The reason Gravitational waves have proved so difficult to detect is that in spite of their violent origins, their impact on Earth based detectors is incredibly small. The change in the shape of space as a wave passes by is smaller than a million, million, millionth of a metre. And movements on that scale are incredibly difficult to measure.

Instruments currently operational, such as the Laser Interferometer Gravitational Observatory (LIGO), are within a factor of 10 of the required sensitivity.  However with conventional detectors, most signals would be masked by the inherent quantum noise in the interferometer.

Facilities, like LIGO are already both expensive and physically huge. Increasing the size by a factor of ten or a hundred is out of the question. So scientists need to look at ways to do better with what they have. And one of those ways is to try to get round that problematic quantum noise on the laser. 

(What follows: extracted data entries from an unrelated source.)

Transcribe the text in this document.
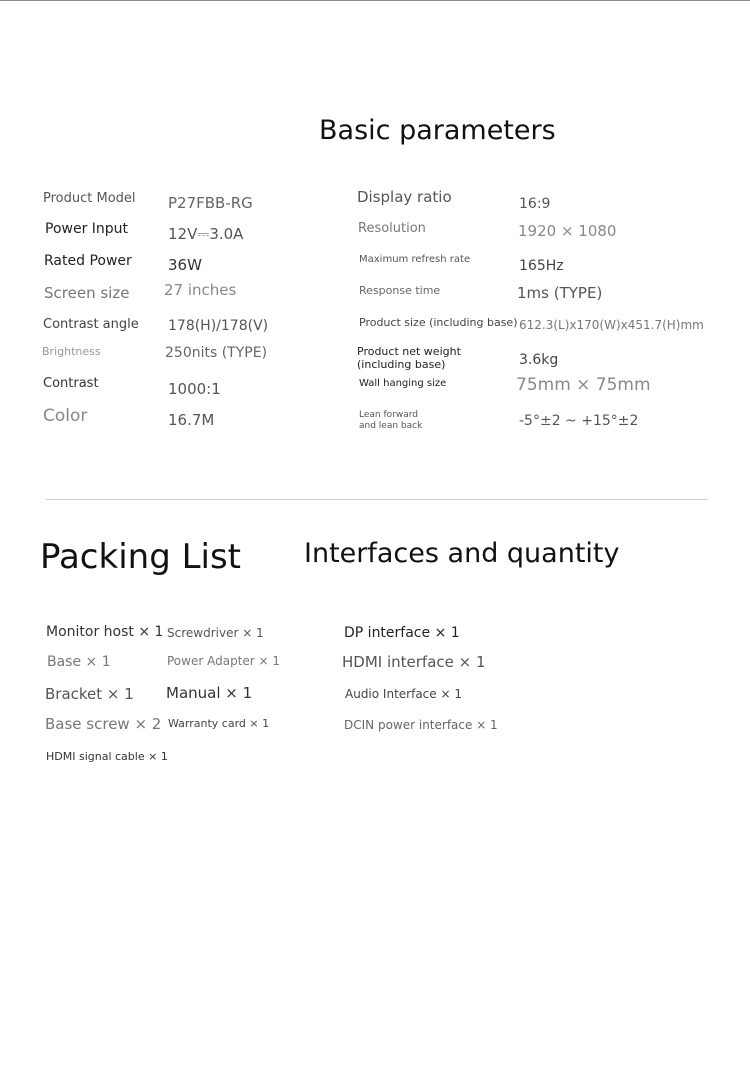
Basic parameters
Product Model P27FBB-RG
Power Input	12V⎓3.0A
Rated Power 36W
Screen size 27 inches
Contrast angle 178(H)/178(V)
Brightness	250nits (TYPE)
Contrast	1000:1
Color	16.7M
Display ratio	16:9
Resolution	1920 × 1080
Maximum refresh rate	165Hz
Response time	1ms (TYPE)
Product size (including base) 612.3(L)x170(W)x451.7(H)mm
Product net weight (including base)	3.6kg
Wall hanging size	75mm × 75mm
Lean forward and lean back	-5°±2 ~ +15°±2
Packing List Interfaces and quantity
Monitor host × 1
Base × 1
Bracket × 1
Base screw × 2
HDMI signal cable × 1
Screwdriver × 1
Power Adapter × 1
Manual × 1
Warranty card × 1
DP interface × 1
HDMI interface × 1
Audio Interface × 1
DCIN power interface × 1
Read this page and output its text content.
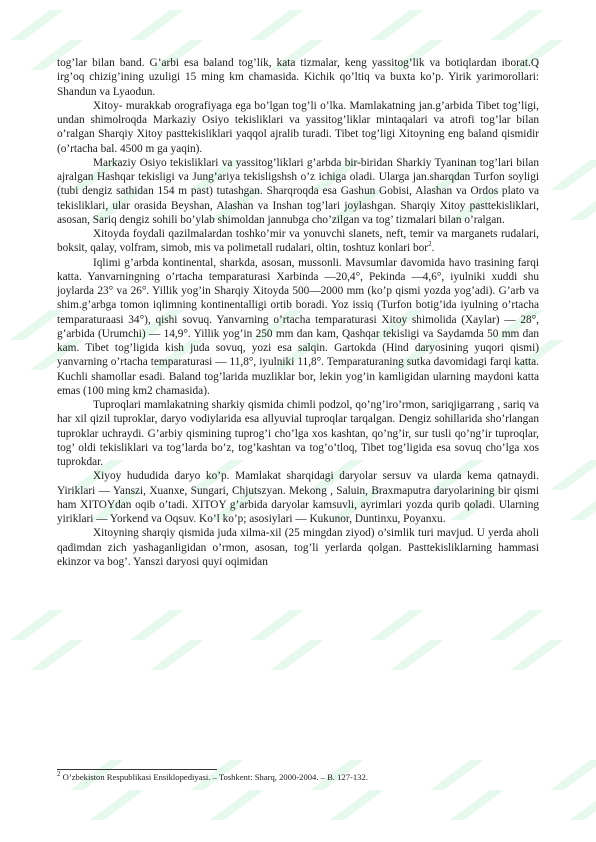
tog’lar bilan band. G’arbi esa baland tog’lik, kata tizmalar, keng yassitog’lik va botiqlardan iborat.Q irg’oq chizig’ining uzuligi 15 ming km chamasida. Kichik qo’ltiq va buxta ko’p. Yirik yarimorollari: Shandun va Lyaodun.

Xitoy- murakkab orografiyaga ega bo’lgan tog’li o’lka. Mamlakatning jan.g’arbida Tibet tog’ligi, undan shimolroqda Markaziy Osiyo tekisliklari va yassitog’liklar mintaqalari va atrofi tog’lar bilan o’ralgan Sharqiy Xitoy pasttekisliklari yaqqol ajralib turadi. Tibet tog’ligi Xitoyning eng baland qismidir (o’rtacha bal. 4500 m ga yaqin).

Markaziy Osiyo tekisliklari va yassitog’liklari g’arbda bir-biridan Sharkiy Tyaninan tog’lari bilan ajralgan Hashqar tekisligi va Jung’ariya tekisligshsh o’z ichiga oladi. Ularga jan.sharqdan Turfon soyligi (tubi dengiz sathidan 154 m past) tutashgan. Sharqroqda esa Gashun Gobisi, Alashan va Ordos plato va tekisliklari, ular orasida Beyshan, Alashan va Inshan tog’lari joylashgan. Sharqiy Xitoy pasttekisliklari, asosan, Sariq dengiz sohili bo’ylab shimoldan jannubga cho’zilgan va tog’ tizmalari bilan o’ralgan.

Xitoyda foydali qazilmalardan toshko’mir va yonuvchi slanets, neft, temir va marganets rudalari, boksit, qalay, volfram, simob, mis va polimetall rudalari, oltin, toshtuz konlari bor$^2$.

Iqlimi g’arbda kontinental, sharkda, asosan, mussonli. Mavsumlar davomida havo trasining farqi katta. Yanvarningning o’rtacha temparaturasi Xarbinda —20,4°, Pekinda —4,6°, iyulniki xuddi shu joylarda 23° va 26°. Yillik yog’in Sharqiy Xitoyda 500—2000 mm (ko’p qismi yozda yog’adi). G’arb va shim.g’arbga tomon iqlimning kontinentalligi ortib boradi. Yoz issiq (Turfon botig’ida iyulning o’rtacha temparaturaasi 34°), qishi sovuq. Yanvarning o’rtacha temparaturasi Xitoy shimolida (Xaylar) — 28°, g’arbida (Urumchi) — 14,9°. Yillik yog’in 250 mm dan kam, Qashqar tekisligi va Saydamda 50 mm dan kam. Tibet tog’ligida kish juda sovuq, yozi esa salqin. Gartokda (Hind daryosining yuqori qismi) yanvarning o’rtacha temparaturasi — 11,8°, iyulniki 11,8°. Temparaturaning sutka davomidagi farqi katta. Kuchli shamollar esadi. Baland tog’larida muzliklar bor, lekin yog’in kamligidan ularning maydoni katta emas (100 ming km2 chamasida).

Tuproqlari mamlakatning sharkiy qismida chimli podzol, qo’ng’iro’rmon, sariqjigarrang , sariq va har xil qizil tuproklar, daryo vodiylarida esa allyuvial tuproqlar tarqalgan. Dengiz sohillarida sho’rlangan tuproklar uchraydi. G’arbiy qismining tuprog’i cho’lga xos kashtan, qo’ng’ir, sur tusli qo’ng’ir tuproqlar, tog’ oldi tekisliklari va tog’larda bo’z, tog’kashtan va tog’o’tloq, Tibet tog’ligida esa sovuq cho’lga xos tuprokdar.

Xiyoy hududida daryo ko’p. Mamlakat sharqidagi daryolar sersuv va ularda kema qatnaydi. Yiriklari — Yanszi, Xuanxe, Sungari, Chjutszyan. Mekong , Saluin, Braxmaputra daryolarining bir qismi ham XITOYdan oqib o’tadi. XITOY g’arbida daryolar kamsuvli, ayrimlari yozda qurib qoladi. Ularning yiriklari — Yorkend va Oqsuv. Ko’l ko’p; asosiylari — Kukunor, Duntinxu, Poyanxu.

Xitoyning sharqiy qismida juda xilma-xil (25 mingdan ziyod) o’simlik turi mavjud. U yerda aholi qadimdan zich yashaganligidan o’rmon, asosan, tog’li yerlarda qolgan. Pasttekisliklarning hammasi ekinzor va bog’. Yanszi daryosi quyi oqimidan

$^2$ O’zbekiston Respublikasi Ensiklopediyasi. – Toshkent: Sharq, 2000-2004. – B. 127-132.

That’s exactly what scientists like Professor David McClelland of the ANU Centre for Gravitational Physics are doing. “You can’t simply eliminate quantum noise in the way you can eliminate interference in electronics because it’s a fundamental property of the light. That’s just the way the universe is put together. But what you can do is use the Heisenberg uncertainty principle to decrease the quantum noise in one parameter of the light at the expense of increasing it in another. Then make your measurements using the less noisy parameter.”

This technique is known as squeezing the light and is a speciality of the ANU group. It’s rather like trying to squash a balloon: it gets smaller in the direction you’re squeezing but expands elsewhere.

Over the past decade, Professor McClelland’s group have been building a gravity wave laboratory in which to develop the squeezed light interferometer parts. This has required the construction of huge seismically isolated tanks in which prototype instruments are isolated from vibration in the environment by 200dB. To put that into perspective, it’s like wearing earplugs that make a jet engine exhaust sound a thousand times quieter than a snowflake falling.

Having eliminated all the physical sources of vibration, the scientists are able to detect the minute buffeting of the mirrors caused quantum vacuum fluctuations. “This quantum buffeting may set a limit on the sensitivity of gravity wave interferometers at low frequencies,” Professor McClelland says, “Though we’re using squeezing technology to reduce this too.”

In optical astronomy replacing human eyes with sensitive photographic or CCD detectors enabled the same telescopes to achieve millions of times better sensitivity. Squeezed light detectors may do the same thing for our existing gravitational wave observatories.